Quelques heures auparavant, il avait posté sur son compte X un portrait de lui, orné de son nom, avec la mention : « Réélu », alors que n’avaient été publiés jusqu’ici que des premiers résultats officiels très partiels, portant sur à peine 6 % des inscrits au niveau national.
Son adversaire, Mohamed Farah Samatar, président du Centre démocrate unifié (CDU, un parti sans élu au Parlement) et personnalité peu connue de ses concitoyens, rassemble seulement 2,19 % des voix, selon les chiffres publiés par le ministère de l’intérieur et qui doivent être validés par le Conseil constitutionnel.
Forte Abstention
Un peu plus de 256 000 citoyens étaient appelés aux urnes. A la clôture du scrutin, le taux de participation variait entre 36 % et 58 % dans quelques bureaux visités par l’Agence France-Presse (AFP), allant toutefois jusqu’à plus de 90 % dans un bureau où votaient des militaires.

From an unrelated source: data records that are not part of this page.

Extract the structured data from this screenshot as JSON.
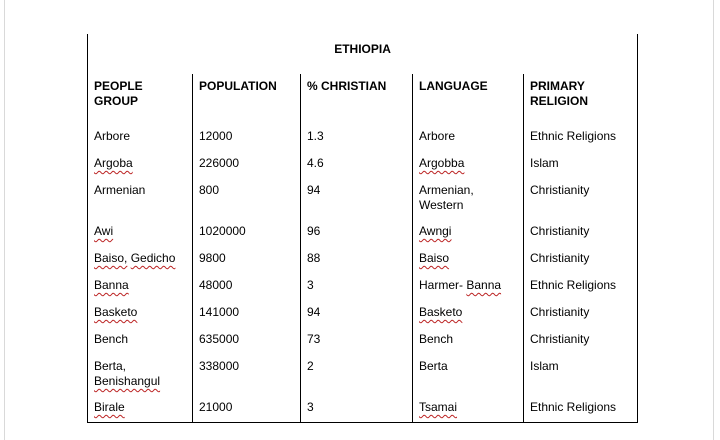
{
  "document": {
    "title": "ETHIOPIA",
    "columns": [
      "PEOPLE GROUP",
      "POPULATION",
      "% CHRISTIAN",
      "LANGUAGE",
      "PRIMARY RELIGION"
    ],
    "rows": [
      {
        "cells": [
          [
            {
              "t": "Arbore"
            }
          ],
          [
            {
              "t": "12000"
            }
          ],
          [
            {
              "t": "1.3"
            }
          ],
          [
            {
              "t": "Arbore"
            }
          ],
          [
            {
              "t": "Ethnic Religions"
            }
          ]
        ]
      },
      {
        "cells": [
          [
            {
              "t": "Argoba",
              "sq": true
            }
          ],
          [
            {
              "t": "226000"
            }
          ],
          [
            {
              "t": "4.6"
            }
          ],
          [
            {
              "t": "Argobba",
              "sq": true
            }
          ],
          [
            {
              "t": "Islam"
            }
          ]
        ]
      },
      {
        "cells": [
          [
            {
              "t": "Armenian"
            }
          ],
          [
            {
              "t": "800"
            }
          ],
          [
            {
              "t": "94"
            }
          ],
          [
            {
              "t": "Armenian, Western"
            }
          ],
          [
            {
              "t": "Christianity"
            }
          ]
        ]
      },
      {
        "cells": [
          [
            {
              "t": "Awi",
              "sq": true
            }
          ],
          [
            {
              "t": "1020000"
            }
          ],
          [
            {
              "t": "96"
            }
          ],
          [
            {
              "t": "Awngi",
              "sq": true
            }
          ],
          [
            {
              "t": "Christianity"
            }
          ]
        ]
      },
      {
        "cells": [
          [
            {
              "t": "Baiso,",
              "sq": true
            },
            {
              "t": " "
            },
            {
              "t": "Gedicho",
              "sq": true
            }
          ],
          [
            {
              "t": "9800"
            }
          ],
          [
            {
              "t": "88"
            }
          ],
          [
            {
              "t": "Baiso",
              "sq": true
            }
          ],
          [
            {
              "t": "Christianity"
            }
          ]
        ]
      },
      {
        "cells": [
          [
            {
              "t": "Banna",
              "sq": true
            }
          ],
          [
            {
              "t": "48000"
            }
          ],
          [
            {
              "t": "3"
            }
          ],
          [
            {
              "t": "Harmer- "
            },
            {
              "t": "Banna",
              "sq": true
            }
          ],
          [
            {
              "t": "Ethnic Religions"
            }
          ]
        ]
      },
      {
        "cells": [
          [
            {
              "t": "Basketo",
              "sq": true
            }
          ],
          [
            {
              "t": "141000"
            }
          ],
          [
            {
              "t": "94"
            }
          ],
          [
            {
              "t": "Basketo",
              "sq": true
            }
          ],
          [
            {
              "t": "Christianity"
            }
          ]
        ]
      },
      {
        "cells": [
          [
            {
              "t": "Bench"
            }
          ],
          [
            {
              "t": "635000"
            }
          ],
          [
            {
              "t": "73"
            }
          ],
          [
            {
              "t": "Bench"
            }
          ],
          [
            {
              "t": "Christianity"
            }
          ]
        ]
      },
      {
        "cells": [
          [
            {
              "t": "Berta, "
            },
            {
              "t": "Benishangul",
              "sq": true
            }
          ],
          [
            {
              "t": "338000"
            }
          ],
          [
            {
              "t": "2"
            }
          ],
          [
            {
              "t": "Berta"
            }
          ],
          [
            {
              "t": "Islam"
            }
          ]
        ]
      },
      {
        "cells": [
          [
            {
              "t": "Birale",
              "sq": true
            }
          ],
          [
            {
              "t": "21000"
            }
          ],
          [
            {
              "t": "3"
            }
          ],
          [
            {
              "t": "Tsamai",
              "sq": true
            }
          ],
          [
            {
              "t": "Ethnic Religions"
            }
          ]
        ]
      }
    ],
    "colors": {
      "text": "#000000",
      "table_border": "#000000",
      "misspell_underline": "#bb2222",
      "page_edge": "#d9d9d9",
      "background": "#ffffff"
    }
  }
}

Après s’être présentés au compte-gouttes une bonne partie de la journée, les électeurs ont été un peu plus nombreux en fin d’après-midi dans les bureaux de vote de la capitale – où vivent 71 % des Djiboutiens –, sans qu’ils aient néanmoins eu besoin de faire la queue.
En 2021, lors d’une présidentielle largement boycottée par l’opposition, le chef de l’Etat avait été réélu avec plus de 97 % des voix.
Dette importante
Cette ancienne colonie française, où l’islam est religion d’Etat, borde le détroit de Bab Al-Mandab, qui donne accès à la mer Rouge par le golfe d’Aden et par lequel transite une grande part du commerce entre Asie et Occident.

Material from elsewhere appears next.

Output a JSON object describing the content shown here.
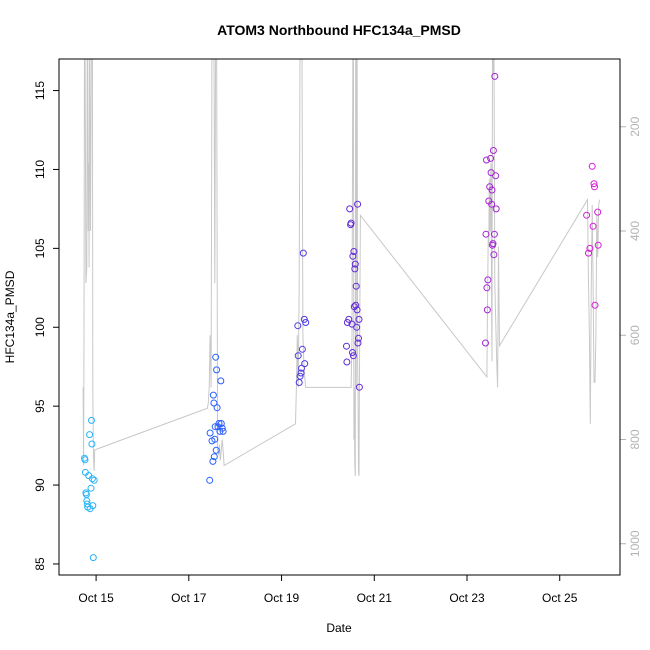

A la tête du pays depuis 1999 – l’un des moins peuplés du continent avec un peu plus d’un million d’habitants –, Ismaïl Omar Guelleh a su faire fructifier la position géographique de Djibouti, dans une Corne de l’Afrique par ailleurs troublée et théâtre de luttes d’influence étrangères. Sur ses 23 000 km², le territoire accueille des bases militaires de cinq puissances (France, Etats-Unis, Chine, Japon, Italie), engendrant d’importants bénéfices financiers, mais aussi sécuritaires et politiques.
Cependant le pays, dont 70 % des jeunes sont au chômage, est pénalisé par un climat aride peu propice à l’agriculture (environ 1 % du PIB), Djibouti ayant misé, au prix d’une importante dette, surtout vis-à-vis de la Chine, sur le développement des activités portuaires, qui représentent désormais 70 % de son PIB mais le rendent dépendant des soubresauts régionaux, notamment en Ethiopie dont les marchandises représentent l’écrasante majorité du trafic.
Opposition « muselée »
Ismaïl Omar Guelleh avait annoncé qu’il passerait la main en 2026, mais une révision constitutionnelle en novembre 2025 a levé la limite d’âge des candidats à la présidentielle. Son entourage justifie cette nouvelle candidature par une nécessaire « stabilité » dans une région troublée. Des analystes l’estiment surtout motivée par les risques de fracturation du régime que fait peser l’absence de successeur faisant l’unanimité.
Les autorités djiboutiennes sont régulièrement critiquées pour la répression des voix dissidentes. L’opposition, fragmentée et « muselée », selon la Fédération internationale des droits de l’homme, est inaudible.
Le pays pointe au 168e rang sur 180 du classement 2025 sur la liberté de la presse de l’ONG Reporters sans frontières (RSF), qui décrit un « paysage médiatique (…) complètement verrouillé » et se limitant « presque exclusivement aux médias d’Etat ».